Digital Predistortion (DPD)¶

Overview¶

This demo implements digital pre-distortion (DPD) for power amplifier (PA) linearization in 5G-like OFDM wireless systems. In this demo, the use of Sionna’s API is limited only to generate the transmit signal used in DPD design. The subsequent demos utilize Sionna’s features more extensively.

Power amplifiers are well-known to be inherently nonlinear devices that introduce amplitude-dependent gain compression (AM/AM) and phase distortion (AM/PM), along with memory effects from thermal and electrical time constants. These nonlinearities cause spectral regrowth that violates adjacent channel leakage ratio (ACLR) specifications and in-band distortion that degrades error vector magnitude (EVM). Mitigating these effects is important in order to meet spectral emission mask requirements set by regulatory bodies such as the Federal Communications Commission (FCC).

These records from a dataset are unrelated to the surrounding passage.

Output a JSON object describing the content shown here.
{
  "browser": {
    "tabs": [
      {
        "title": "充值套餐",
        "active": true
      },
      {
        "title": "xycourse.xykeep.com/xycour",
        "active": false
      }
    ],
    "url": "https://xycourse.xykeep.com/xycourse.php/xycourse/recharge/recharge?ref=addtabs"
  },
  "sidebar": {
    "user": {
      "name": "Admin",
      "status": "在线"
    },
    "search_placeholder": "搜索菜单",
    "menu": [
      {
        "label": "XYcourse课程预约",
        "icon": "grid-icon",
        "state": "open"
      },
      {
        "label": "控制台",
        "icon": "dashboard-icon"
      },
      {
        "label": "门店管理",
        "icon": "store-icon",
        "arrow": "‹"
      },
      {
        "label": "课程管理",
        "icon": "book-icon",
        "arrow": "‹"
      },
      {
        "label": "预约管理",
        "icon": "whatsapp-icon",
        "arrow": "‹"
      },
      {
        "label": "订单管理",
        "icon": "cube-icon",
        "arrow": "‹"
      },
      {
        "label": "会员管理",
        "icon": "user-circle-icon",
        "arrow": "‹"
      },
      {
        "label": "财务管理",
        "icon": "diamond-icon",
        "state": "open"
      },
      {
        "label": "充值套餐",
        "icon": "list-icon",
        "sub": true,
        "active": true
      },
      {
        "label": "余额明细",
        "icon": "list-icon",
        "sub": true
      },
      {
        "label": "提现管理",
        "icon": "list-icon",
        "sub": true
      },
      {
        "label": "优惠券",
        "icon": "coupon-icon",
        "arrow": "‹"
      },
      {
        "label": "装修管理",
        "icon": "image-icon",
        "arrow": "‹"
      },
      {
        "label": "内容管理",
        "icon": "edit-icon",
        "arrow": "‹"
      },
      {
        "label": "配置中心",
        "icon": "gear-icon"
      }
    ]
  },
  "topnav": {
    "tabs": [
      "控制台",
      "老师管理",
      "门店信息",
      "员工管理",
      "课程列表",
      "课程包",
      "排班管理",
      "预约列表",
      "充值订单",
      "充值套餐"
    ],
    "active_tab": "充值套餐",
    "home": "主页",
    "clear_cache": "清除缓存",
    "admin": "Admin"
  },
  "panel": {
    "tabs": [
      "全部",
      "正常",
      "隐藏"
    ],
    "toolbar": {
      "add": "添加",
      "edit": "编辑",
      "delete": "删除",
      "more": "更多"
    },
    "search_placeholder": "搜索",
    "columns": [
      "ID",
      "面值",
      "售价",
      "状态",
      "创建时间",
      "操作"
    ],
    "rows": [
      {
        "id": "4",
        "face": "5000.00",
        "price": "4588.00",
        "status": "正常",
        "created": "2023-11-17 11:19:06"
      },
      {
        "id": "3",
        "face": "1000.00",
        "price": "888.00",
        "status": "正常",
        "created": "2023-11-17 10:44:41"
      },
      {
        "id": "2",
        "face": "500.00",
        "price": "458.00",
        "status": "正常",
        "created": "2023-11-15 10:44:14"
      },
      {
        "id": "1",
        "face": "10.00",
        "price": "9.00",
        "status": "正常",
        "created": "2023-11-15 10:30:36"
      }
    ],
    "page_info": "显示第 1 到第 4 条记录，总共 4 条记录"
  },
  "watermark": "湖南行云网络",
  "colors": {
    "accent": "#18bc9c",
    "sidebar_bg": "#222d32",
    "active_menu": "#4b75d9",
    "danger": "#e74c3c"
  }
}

DPD compensates for PA nonlinearity by applying a pre-inverse transformation to the input signal such that the PA output becomes approximately linear. The demo implements two DPD approaches, namely Least-Squares (LS) DPD using the Memory Polynomial model [1] and Neural Network (NN) DPD [2] using a feedforward residual architecture, both trained via the indirect learning architecture (ILA).

System Architecture¶

The DPD system operates on a single-user OFDM transmitter with 16-QAM modulation, rate-1/2 LDPC coding, and 624 active subcarriers across a 1024-point FFT with 15 kHz spacing. The baseband signal at 15.36 MHz is upsampled to the PA operating rate of 122.88 MHz (8x oversampling) using an interpolator before predistortion and PA modeling. For more details, see the code-snippet extracted from Config below.

    # --- Mutable parameters (user-configurable at initialization) ---
    seed: int = field(default=42)
    batch_size: int = field(default=100)

    # --- System parameters (immutable) ---
    # Single-user SISO configuration
    _num_ut: int = field(init=False, default=1, repr=False)
    _num_ut_ant: int = field(init=False, default=1, repr=False)
    _num_streams_per_tx: int = field(init=False, default=1, repr=False)

    # --- Resource grid parameters (immutable) ---
    _num_ofdm_symbols: int = field(init=False, default=8, repr=False)
    _fft_size: int = field(init=False, default=1024, repr=False)
    _subcarrier_spacing: float = field(init=False, default=15000.0, repr=False)
    _num_guard_carriers: Tuple[int, int] = field(init=False, repr=False)
    _dc_null: bool = field(init=False, default=True, repr=False)
    _cyclic_prefix_length: int = field(init=False, default=72, repr=False)
    _pilot_pattern: str = field(init=False, default="kronecker", repr=False)
    _pilot_ofdm_symbol_indices: List[int] = field(init=False, repr=False)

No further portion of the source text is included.